Les traductions sont fournies par des outils de traduction automatique. En cas de conflit entre le contenu d'une traduction et celui de la version originale en anglais, la version anglaise prévaudra.

Conseils AWS Organizations

  • Vous trouverez des conseils sur les meilleures pratiques pour protéger la sécurité de votre compte de gestion AWS Control Tower et des comptes de membres dans leAWS Organizations.

  • Ne pas utiliserAWS Organizationspour mettre à jour les politiques de contrôle des services (SCP) associées à une unité d'organisation enregistrée auprès d'AWS Control Tower. Cela pourrait faire passer les garde-corps dans un état inconnu, ce qui vous obligera à réparer votre landing zone ou à réenregistrer votre unité d'organisation dans la AWS Control Tower.
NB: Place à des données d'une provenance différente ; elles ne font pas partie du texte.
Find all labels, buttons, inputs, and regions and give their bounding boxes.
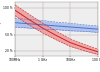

Au lieu de cela, vous pouvez créer de nouveaux SCP et les joindre aux unités d'organisation plutôt que de modifier les SCP créés par AWS Control Tower.

  • Le déplacement de comptes individuels déjà inscrits vers AWS Control Tower, depuis l'extérieur d'une unité d'organisation enregistrée, provoque une dérive qui doit être corrigée. Consultez Types de dérive de gouvernance.

  • Si vous utilisezAWS Organizationspour créer, inviter ou déplacer des comptes au sein d'une organisation enregistrée auprès d'AWS Control Tower, ces comptes ne sont pas inscrits par AWS Control Tower et ces modifications ne sont pas enregistrées. Si vous avez besoin d'accéder à ces comptes via SSO, consultez Accès au compte membre.

  • Si vous utilisezAWS Organizationspour déplacer une unité d'organisation vers une organisation créée par AWS Control Tower, l'unité d'organisation externe n'est pas enregistrée par AWS Control Tower.

  • AWS Control Tower gère le filtrage des autorisations différemment deAWS Organizationsfait. Si vos comptes sont provisionnés avec AWS Control Tower account Factory, les utilisateurs finaux peuvent voir les noms et les parents de toutes les unités d'organisation dans la console AWS Control Tower, même s'ils ne sont pas autorisés à récupérer ces noms et parents surAWS Organizationsdirectement.

  • AWS Control Tower ne prend pas en charge les autorisations mixtes sur les organisations, telles que l'autorisation de consulter le parent d'une unité d'organisation mais pas de consulter les noms des unités d'organisation. Pour cette raison, les administrateurs de la AWS Control Tower doivent disposer d'autorisations complètes.